Miro hacia atrás y veo que Catherine Tylney se ha parado a conversar con un pariente del duque de Hertford y que por una vez no está escuchando. Catherine Carey se encuentra a una distancia discreta, mirando por la ventana.

—¿Estáis enamorado? —inquiero.

—Vos debéis de saberlo —responde él en un susurro.

Apenas me atrevo a pensar. Debe de referirse a mí, debe de estar a punto de declarar el amor que siente por mí. Pero juro que si está hablando de otra persona, me moriré. No soporto que desee a nadie más. Sin embargo, sigo hablando en un tono de voz ligero.

—¿Y por qué debería saberlo yo?

—Vos debéis de saber a quién amo —me dice—. Vos, precisamente.

Ésta conversación es tan deliciosa que noto que se me encogen los dedos de los pies dentro de mis zapatillas nuevas.
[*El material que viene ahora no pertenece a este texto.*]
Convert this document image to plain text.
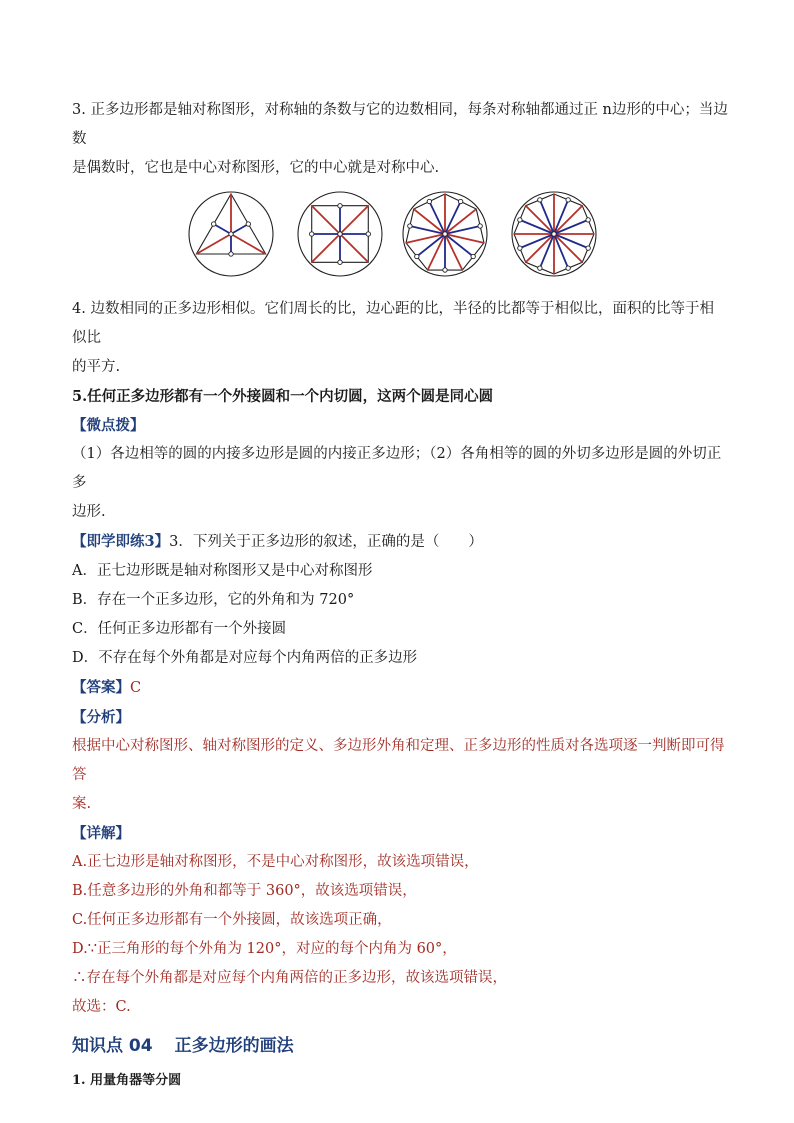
3. 正多边形都是轴对称图形，对称轴的条数与它的边数相同，每条对称轴都通过正 n边形的中心；当边数

是偶数时，它也是中心对称图形，它的中心就是对称中心.

4. 边数相同的正多边形相似。它们周长的比，边心距的比，半径的比都等于相似比，面积的比等于相似比

的平方.

5.任何正多边形都有一个外接圆和一个内切圆，这两个圆是同心圆

【微点拨】

（1）各边相等的圆的内接多边形是圆的内接正多边形；（2）各角相等的圆的外切多边形是圆的外切正多

边形.

【即学即练3】3．下列关于正多边形的叙述，正确的是（　　）

A．正七边形既是轴对称图形又是中心对称图形

B．存在一个正多边形，它的外角和为 720°

C．任何正多边形都有一个外接圆

D．不存在每个外角都是对应每个内角两倍的正多边形

【答案】C

【分析】

根据中心对称图形、轴对称图形的定义、多边形外角和定理、正多边形的性质对各选项逐一判断即可得答

案.

【详解】

A.正七边形是轴对称图形，不是中心对称图形，故该选项错误，

B.任意多边形的外角和都等于 360°，故该选项错误，

C.任何正多边形都有一个外接圆，故该选项正确，

D.∵正三角形的每个外角为 120°，对应的每个内角为 60°，

∴存在每个外角都是对应每个内角两倍的正多边形，故该选项错误，

故选：C.

知识点 04 正多边形的画法

1. 用量角器等分圆
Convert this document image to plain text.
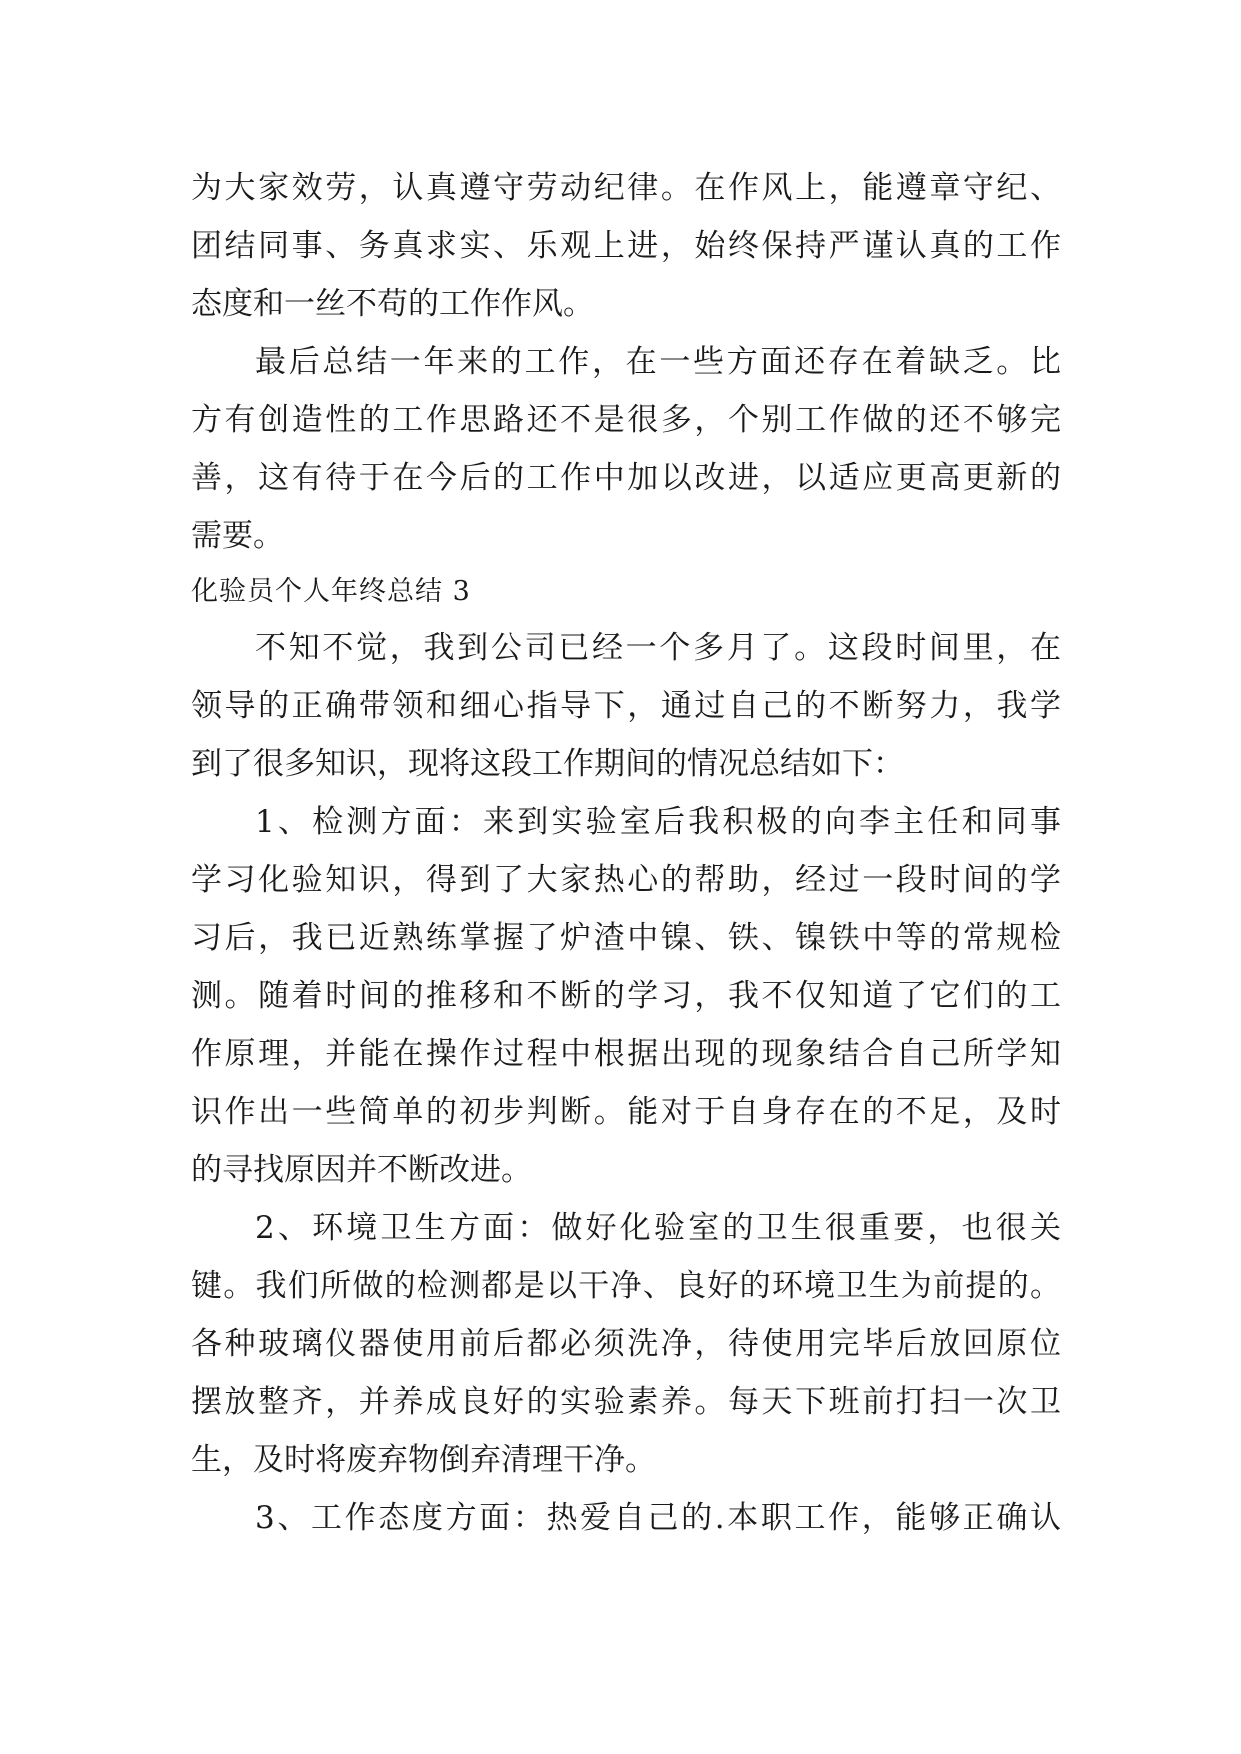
为大家效劳，认真遵守劳动纪律。在作风上，能遵章守纪、
团结同事、务真求实、乐观上进，始终保持严谨认真的工作
态度和一丝不苟的工作作风。
最后总结一年来的工作，在一些方面还存在着缺乏。比
方有创造性的工作思路还不是很多，个别工作做的还不够完
善，这有待于在今后的工作中加以改进，以适应更高更新的
需要。
化验员个人年终总结 3
不知不觉，我到公司已经一个多月了。这段时间里，在
领导的正确带领和细心指导下，通过自己的不断努力，我学
到了很多知识，现将这段工作期间的情况总结如下：
1、检测方面：来到实验室后我积极的向李主任和同事
学习化验知识，得到了大家热心的帮助，经过一段时间的学
习后，我已近熟练掌握了炉渣中镍、铁、镍铁中等的常规检
测。随着时间的推移和不断的学习，我不仅知道了它们的工
作原理，并能在操作过程中根据出现的现象结合自己所学知
识作出一些简单的初步判断。能对于自身存在的不足，及时
的寻找原因并不断改进。
2、环境卫生方面：做好化验室的卫生很重要，也很关
键。我们所做的检测都是以干净、良好的环境卫生为前提的。
各种玻璃仪器使用前后都必须洗净，待使用完毕后放回原位
摆放整齐，并养成良好的实验素养。每天下班前打扫一次卫
生，及时将废弃物倒弃清理干净。
3、工作态度方面：热爱自己的.本职工作，能够正确认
Me siento acalorada, estoy segura de que estoy ruborizándome, y él se percatará en seguida.

—¿Vos creéis?

—El rey accede a veros ahora mismo —dice de pronto el idiota del doctor Butt.

Yo doy un respingo y me aparto de Thomas Culpepper porque había olvidado por completo que he ido allí con el propósito de ver al rey y conseguir que me ame de nuevo. —Voy dentro de un minuto —respondo por encima del hombro.

Thomas deja escapar una risita, y yo me veo obligada a llevarme una mano a la boca para no reír también.

—No. Debéis ir ahora —me recuerda él en voz baja—. No podéis hacer esperar al rey. Cuando salgáis, me encontraréis aquí.

—Naturalmente que voy en seguida —respondo, acordándome de que tengo que parecer molesta por el desdén del rey, y seguidamente doy media vuelta a toda prisa y entro en tromba en su habitación.

Lo encuentro tendido en el lecho, semejante a un majestuoso navío varado en dique seco, con la pierna elevada y apoyada en varios cojines bordados. Su rostro grande y redondo muestra una expresión alicaída y lastimera. Me acerco despacio a su gigantesco lecho y procuro parecer ansiosa de recibir su amor.